A recuperação judicial é mesmo a saída?

O empreendedorismo no Brasil é coisa para artista. Artista no sentido de saber-se como driblar tantos entraves, tantas burocracias, tantos custos, tantos impostos, taxas, tudo, por óbvio, em conformidade com a Lei, para, ao final (final de que e quando?) chegar-se a uma determinada posição que justifique o correto significado de empreender, ou seja, considera-se empresário quem exerce profissionalmente atividade econômica organizada para a produção ou a circulação de bens ou de serviços, ou mesmo empreender em conjunto, aqueles que celebram contrato de sociedade e que reciprocamente se obrigam a contribuir, com bens ou serviços, para o exercício de atividade econômica e a partilha, entre si, dos resultados.

Este ser artista requer do empreendedor esforços os mais diversos possíveis, pois, além de ser bem assessorado, precisa também de muita competência e tino, já que empreender e gerir ao mesmo tempo com sucesso é uma tarefa para muito poucos, especialmente em tempos de crise como a que vive o Brasil, onde um governo corrupto conseguiu nos últimos 13 anos quebrar, literalmente, o país, através de esquemas bem montados com seus asseclas dentro das estatais, dos fundos de pensão, dos bancos públicos, etc, etc, deixando 13 milhões de trabalhadores desempregados.

Diante deste quadro, as estatística do IBGE de que no Brasil cerca de 70%  das empresas fecham ou encerram suas atividades nos 5 primeiros anos, já deve estar, a nosso ver, completamente  desatualizada, vez que a mesma tem por base os tempos comuns e não estes tempos de crise.

Mas, o que fazer? Empréstimos bancários dificultados; juros elevados (mais ainda), garantias, todas; o consumo, caindo; os pagamentos das contas com atrasos cada vez maiores; os fornecedores precisam vender, mas também precisam receber. Tudo contribui para que círculo vicioso aumente. Qual a saída, enfim, se existir? Deixar de empreender?
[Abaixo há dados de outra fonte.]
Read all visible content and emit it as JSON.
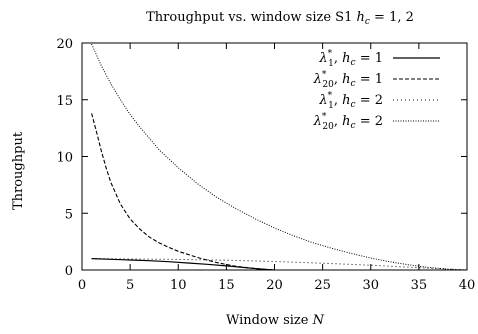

Ou tentar o remédio jurídico disponível para todo empreendedor que preencha seus requisitos e exigências: a recuperação judicial?

Para muitos, nem este último recurso tem surtido efeito, pois recente e inédito estudo do birô de crédito Serasa Experian, apontou que, de 3.522 empresas que tiveram seu pedido de recuperação judicial deferido entre junho de 2005 – ano em que a lei foi criada – e dezembro de 2014, apenas 218 (ou 23%) voltaram à ativa. O restante (728 empresas ou 77%) faliu.

Ora, a LFRE, de nº 11.101, de 09 de fevereiro de 2005, mas que entrou em vigor no dia 09 de junho do mesmo ano de 2005, com pouco mais de 11  anos de vigência, portanto, foi instituída e com bases sólidas, pois precedida de 12 princípios que são seus sustentáculos, para que números como estes divulgados representassem, no mínimo, o contrário, isto é, que cerca de 80% tinham efetivamente se recuperado e os outros 20%, não. Tão revigorante foi o intuito que precedeu a confecção desta Lei, que a mesma, quando trata do instituto da recuperação judicial, em seu artigo 47, discrimina o que chama a doutrina de um conjunto de principiologia, os quais, devidamente respeitados e seguidos, não pode dar em outro resultado se não a efetiva recuperação, conforme se pode ver:

Art. 47. A recuperação judicial tem por objetivo viabilizar a superação da situação de crise econômico-financeira do devedor, a fim de permitir a manutenção da fonte produtora, do emprego dos trabalhadores e dos interesses dos credores, promovendo, assim, a preservação da empresa, sua função social e o estímulo à atividade econômica”. (grifamos).

Muitos buscam uma explicação e até mesmo justificam que os insucessos são assim em números tão expressivos por causa da legislação. A nosso ver não é isto. A prática nos tem mostrado que esse número tão grande de quem não consegue chegar com sucesso ao final de uma recuperação judicial é porque não tomou as medidas certas na hora certa. É porque titubeou; é porque não acreditou; e porque, literalmente, ficou com medo. E, quando toma a decisão, às vezes pode ser tarde, pois o fenômeno de um empreendedor estar bem e, repentinamente piorar e muito, acontece de um mês para outro, ou até em tempo menor.

Ser empreendedor no Brasil também exige ser corajoso. Exige, também, que seja bem assessorado, pois somente um profissional da área é que poderá dizer ao mesmo que o momento é este, ou que o momento ainda virá, ou pior, é que o momento já passou. A recuperação judicial é sim, a saída, aliás a única diante de todo o quadro analisado. Mas há que se saber o momento certo de nela se adentrar.